Although a rare cause of invasive candidiasis, Candida guilliermondii has been reported to exhibit decreased susceptibility to antifungal agents. Aside from case reports and small surveys, there is little information regarding the epidemiology and antifungal susceptibility profile of C. guilliermondii. We report geographic and temporal trends in the isolation and antifungal susceptibilities of 1,029 C. guilliermondii clinical isolates collected from 127 medical centers as part of the ARTEMIS DISK Antifungal Surveillance Program. In addition, we report the in vitro susceptibility of 132 bloodstream isolates of C. guilliermondii to caspofungin. C. guilliermondii represented 1.4% of the 75,761 isolates collected from 2001 to 2003 and was most common among isolates from Latin America (3.7% versus 0.6 to 1.1%). Decreased susceptibility to fluconazole was noted (75% susceptible; range, 68 to 77% across regions), and voriconazole was more active in vitro against C. guilliermondii than fluconazole (91% susceptible; range, 88 to 93% across regions). Fluconazole was least active against isolates from dermatology (58%) and surgical (69%) services and against isolates associated with skin and soft tissue infection (68%, compared to 85% susceptible for bloodstream isolates). There was no evidence of increasing azole resistance over time among C. guilliermondii isolates tested from 2001 to 2003. Of 132 bloodstream isolates of C. guilliermondii tested against caspofungin, most were inhibited by < or =2 microg/ml (96%; MIC50/MIC90, 0.5/1.0 microg/ml). C. guilliermondii, a species that exhibits reduced susceptibility to fluconazole, is the sixth most frequently isolated Candida species from this large survey and may be an emerging pathogen in Latin America.
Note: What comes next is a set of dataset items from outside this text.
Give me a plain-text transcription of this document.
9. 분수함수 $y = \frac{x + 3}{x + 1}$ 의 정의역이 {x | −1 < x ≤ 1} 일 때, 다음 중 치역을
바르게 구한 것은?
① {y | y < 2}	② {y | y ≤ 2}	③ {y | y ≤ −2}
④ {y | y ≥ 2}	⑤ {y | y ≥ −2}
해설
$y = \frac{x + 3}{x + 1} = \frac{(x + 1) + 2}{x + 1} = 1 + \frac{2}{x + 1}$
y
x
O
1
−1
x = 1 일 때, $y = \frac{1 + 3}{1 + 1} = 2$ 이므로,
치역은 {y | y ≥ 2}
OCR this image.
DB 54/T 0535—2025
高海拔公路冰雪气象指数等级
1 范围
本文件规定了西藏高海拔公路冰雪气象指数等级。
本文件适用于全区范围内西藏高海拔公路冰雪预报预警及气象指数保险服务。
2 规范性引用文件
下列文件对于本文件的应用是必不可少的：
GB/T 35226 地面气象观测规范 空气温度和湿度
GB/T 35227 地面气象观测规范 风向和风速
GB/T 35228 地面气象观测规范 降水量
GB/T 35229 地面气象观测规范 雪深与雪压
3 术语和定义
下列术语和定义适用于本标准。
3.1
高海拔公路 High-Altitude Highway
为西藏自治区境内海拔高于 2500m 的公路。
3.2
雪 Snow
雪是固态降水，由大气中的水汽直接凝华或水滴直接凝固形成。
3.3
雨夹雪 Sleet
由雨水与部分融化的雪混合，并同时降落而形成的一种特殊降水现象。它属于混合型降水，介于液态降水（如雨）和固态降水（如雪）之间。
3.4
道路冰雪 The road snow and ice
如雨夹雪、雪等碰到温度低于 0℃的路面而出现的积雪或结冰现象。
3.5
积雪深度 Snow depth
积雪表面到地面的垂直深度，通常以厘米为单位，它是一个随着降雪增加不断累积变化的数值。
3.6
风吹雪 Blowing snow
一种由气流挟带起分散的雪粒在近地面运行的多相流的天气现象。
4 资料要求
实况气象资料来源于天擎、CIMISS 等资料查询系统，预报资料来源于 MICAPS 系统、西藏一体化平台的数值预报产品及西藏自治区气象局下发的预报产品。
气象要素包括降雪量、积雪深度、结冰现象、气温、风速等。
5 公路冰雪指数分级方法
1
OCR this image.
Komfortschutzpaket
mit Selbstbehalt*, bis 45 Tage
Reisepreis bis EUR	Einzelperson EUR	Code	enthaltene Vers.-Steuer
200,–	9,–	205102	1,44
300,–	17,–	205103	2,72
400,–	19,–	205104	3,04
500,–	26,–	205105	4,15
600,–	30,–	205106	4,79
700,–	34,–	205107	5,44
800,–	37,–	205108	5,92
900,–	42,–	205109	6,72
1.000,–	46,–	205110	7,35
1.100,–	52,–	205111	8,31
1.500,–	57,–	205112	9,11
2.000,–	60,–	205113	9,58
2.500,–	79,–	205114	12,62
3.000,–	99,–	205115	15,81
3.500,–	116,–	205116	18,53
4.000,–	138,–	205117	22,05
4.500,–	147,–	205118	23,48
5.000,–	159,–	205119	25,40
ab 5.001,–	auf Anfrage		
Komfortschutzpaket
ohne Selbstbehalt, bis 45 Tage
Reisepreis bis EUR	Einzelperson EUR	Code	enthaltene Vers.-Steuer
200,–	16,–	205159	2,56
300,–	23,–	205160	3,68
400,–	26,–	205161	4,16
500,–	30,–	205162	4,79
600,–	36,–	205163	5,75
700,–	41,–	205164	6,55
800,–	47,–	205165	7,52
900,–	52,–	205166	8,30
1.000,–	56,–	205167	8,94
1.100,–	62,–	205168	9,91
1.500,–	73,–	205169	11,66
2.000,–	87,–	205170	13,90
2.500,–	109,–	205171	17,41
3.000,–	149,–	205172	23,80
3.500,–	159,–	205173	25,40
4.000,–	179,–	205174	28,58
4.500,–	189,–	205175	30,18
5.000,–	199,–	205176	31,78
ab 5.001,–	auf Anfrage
尽管季也蒙念珠菌是侵袭性念珠菌病的罕见病因,但据报道其对抗真菌药物的敏感性有所下降。除了病例报告和小型调查外,关于季也蒙念珠菌的流行病学和抗真菌药敏谱的信息很少。我们报告了作为ARTEMIS DISK抗真菌监测计划一部分,从127个医疗中心收集的1029株季也蒙念珠菌临床分离株的分离情况及抗真菌药敏的地理和时间趋势。此外,我们还报告了132株季也蒙念珠菌血流分离株对卡泊芬净的体外敏感性。季也蒙念珠菌占2001年至2003年收集的75761株分离株的1.4%,在拉丁美洲的分离株中最为常见(3.7%,而其他地区为0.6%至1.1%)。观察到对氟康唑的敏感性降低(75%敏感;各地区范围为68%至77%),伏立康唑在体外对季也蒙念珠菌的活性高于氟康唑(91%敏感;各地区范围为88%至93%)。氟康唑对皮肤科(58%)和外科(69%)科室的分离株以及与皮肤和软组织感染相关的分离株活性最低(68%,而血流分离株的敏感性为85%)。在2001年至2003年测试的季也蒙念珠菌分离株中,没有证据表明随着时间的推移唑类耐药性增加。在132株针对卡泊芬净测试的季也蒙念珠菌血流分离株中,大多数在≤2微克/毫升时受到抑制(96%;MIC50/MIC90,0.5/1.0微克/毫升)。季也蒙念珠菌是一种对氟康唑敏感性降低的菌种,是此次大型调查中第六常见的念珠菌菌种,可能是拉丁美洲一种正在出现的病原体。